Certain countries and industries were targeted with even higher rates, including China and the European Union, which faced tariffs of 54 per cent and 20 per cent respectively.
The UK got off ‘lightly’ and was hit with the 10 per cent baseline tariff, but the FTSE 100 fell by 1.4 per cent at the open as traders responded to concerns about the global economic impact of Trump’s trade policy.
Futures trades also indicated a sharp fall for the S&P 500, with S&P Futures falling by 1.7 per cent, while other indices around the world look set to follow suit.
“Trump’s bold attempt to reshape international trade has sent shockwaves through global markets,” commented Hargreaves Lansdown senior equity analyst, Matt Britzman.
“The effects of ‘Liberation Day’ are being felt far and wide, with Asian markets down overnight, European stocks under pressure in early trading, and US futures pointing to a big drop later today.

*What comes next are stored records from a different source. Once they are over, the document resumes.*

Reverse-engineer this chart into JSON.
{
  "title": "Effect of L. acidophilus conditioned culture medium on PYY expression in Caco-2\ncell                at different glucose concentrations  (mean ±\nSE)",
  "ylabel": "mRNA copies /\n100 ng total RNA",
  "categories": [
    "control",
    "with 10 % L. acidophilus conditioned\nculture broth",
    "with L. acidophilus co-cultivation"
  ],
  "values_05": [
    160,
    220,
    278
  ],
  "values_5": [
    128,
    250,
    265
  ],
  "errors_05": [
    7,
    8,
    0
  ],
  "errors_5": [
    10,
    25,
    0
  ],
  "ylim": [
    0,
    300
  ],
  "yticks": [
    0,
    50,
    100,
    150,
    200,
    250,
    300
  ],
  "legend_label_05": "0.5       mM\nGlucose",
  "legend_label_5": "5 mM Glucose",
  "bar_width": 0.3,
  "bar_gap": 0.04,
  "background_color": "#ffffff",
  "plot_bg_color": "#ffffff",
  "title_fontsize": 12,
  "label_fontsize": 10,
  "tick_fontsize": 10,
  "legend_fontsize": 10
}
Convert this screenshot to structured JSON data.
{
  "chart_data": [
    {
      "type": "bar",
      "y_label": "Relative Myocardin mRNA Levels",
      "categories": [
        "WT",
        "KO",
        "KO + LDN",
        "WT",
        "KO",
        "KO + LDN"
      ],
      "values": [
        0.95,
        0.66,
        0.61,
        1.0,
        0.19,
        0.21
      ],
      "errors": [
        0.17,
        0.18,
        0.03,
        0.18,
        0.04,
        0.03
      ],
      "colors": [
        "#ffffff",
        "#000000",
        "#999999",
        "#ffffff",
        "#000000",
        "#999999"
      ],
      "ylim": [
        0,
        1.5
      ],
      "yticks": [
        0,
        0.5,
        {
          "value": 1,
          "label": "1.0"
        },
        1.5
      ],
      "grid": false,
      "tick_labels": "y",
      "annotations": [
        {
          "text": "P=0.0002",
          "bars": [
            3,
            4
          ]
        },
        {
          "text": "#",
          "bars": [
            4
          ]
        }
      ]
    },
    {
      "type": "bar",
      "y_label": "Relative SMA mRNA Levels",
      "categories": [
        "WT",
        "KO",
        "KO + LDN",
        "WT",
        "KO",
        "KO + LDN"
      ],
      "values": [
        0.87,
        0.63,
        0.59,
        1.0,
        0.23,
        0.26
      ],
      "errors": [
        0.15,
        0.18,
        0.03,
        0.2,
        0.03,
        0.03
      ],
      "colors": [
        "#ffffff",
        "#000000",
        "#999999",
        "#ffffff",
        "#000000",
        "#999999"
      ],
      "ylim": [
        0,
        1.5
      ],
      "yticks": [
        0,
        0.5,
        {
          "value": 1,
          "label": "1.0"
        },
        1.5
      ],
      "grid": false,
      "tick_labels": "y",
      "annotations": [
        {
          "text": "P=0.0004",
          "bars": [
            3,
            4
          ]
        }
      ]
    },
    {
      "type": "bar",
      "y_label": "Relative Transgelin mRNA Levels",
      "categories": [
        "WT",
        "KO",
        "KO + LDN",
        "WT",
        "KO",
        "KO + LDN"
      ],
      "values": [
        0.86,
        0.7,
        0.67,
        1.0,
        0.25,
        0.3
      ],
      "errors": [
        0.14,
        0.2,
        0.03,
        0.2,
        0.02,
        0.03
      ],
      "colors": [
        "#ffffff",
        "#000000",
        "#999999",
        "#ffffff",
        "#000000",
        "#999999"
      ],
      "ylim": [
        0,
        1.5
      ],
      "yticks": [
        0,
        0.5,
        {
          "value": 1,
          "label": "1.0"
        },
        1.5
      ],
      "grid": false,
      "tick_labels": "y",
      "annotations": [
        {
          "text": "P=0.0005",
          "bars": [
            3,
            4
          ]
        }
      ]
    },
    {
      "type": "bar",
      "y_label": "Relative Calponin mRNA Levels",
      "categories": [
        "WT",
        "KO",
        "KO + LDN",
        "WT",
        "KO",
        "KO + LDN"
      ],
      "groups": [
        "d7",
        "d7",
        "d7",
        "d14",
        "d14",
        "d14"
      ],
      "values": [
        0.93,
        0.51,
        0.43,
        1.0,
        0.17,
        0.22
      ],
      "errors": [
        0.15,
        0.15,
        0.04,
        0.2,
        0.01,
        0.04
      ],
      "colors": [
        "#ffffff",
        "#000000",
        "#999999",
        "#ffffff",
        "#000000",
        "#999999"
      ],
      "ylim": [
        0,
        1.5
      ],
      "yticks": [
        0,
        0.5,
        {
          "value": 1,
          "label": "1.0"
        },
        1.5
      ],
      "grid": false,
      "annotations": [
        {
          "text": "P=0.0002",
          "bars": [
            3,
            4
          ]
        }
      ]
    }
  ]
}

“The UK, meanwhile, may seem to have fared better than some, but its deep ties to the global economy make a slowdown in growth almost unavoidable and the FTSE 100 has been caught up in the global market sell-off."
Britzman noted that it was hard to find many winners, but gold prices continued to rally as investors flocked to safer assets, reaching a fresh all-time high in the aftermath of Trump’s announcement, before pulling back slightly this morning.
“There’s a lot of debate about whether gold adds real value to a portfolio in the long run, but investors are clearly leaning in to take some shorter-term risk off the table,” he stated.
Meanwhile, Quilter investment strategist, Lindsay James, said Trump had made it clear this was the end of the established economic order, and the tariffs were perhaps more aggressive than many in the market had been expecting.
“Ultimately, Trump is playing a high-risk game,” James continued. “He is risking stoking a fresh inflationary spiral in the hope that over time jobs and industry are restored to the US.
“This is following an election campaign where he promised to lower inflation and bring interest rates down. But tariffs have rarely ended in positive outcomes, and signs are already pointing to weakening consumer and business sentiment and the risk of a slowing US economy.
“Investors will need be patient and calm, staying invested for the long term.”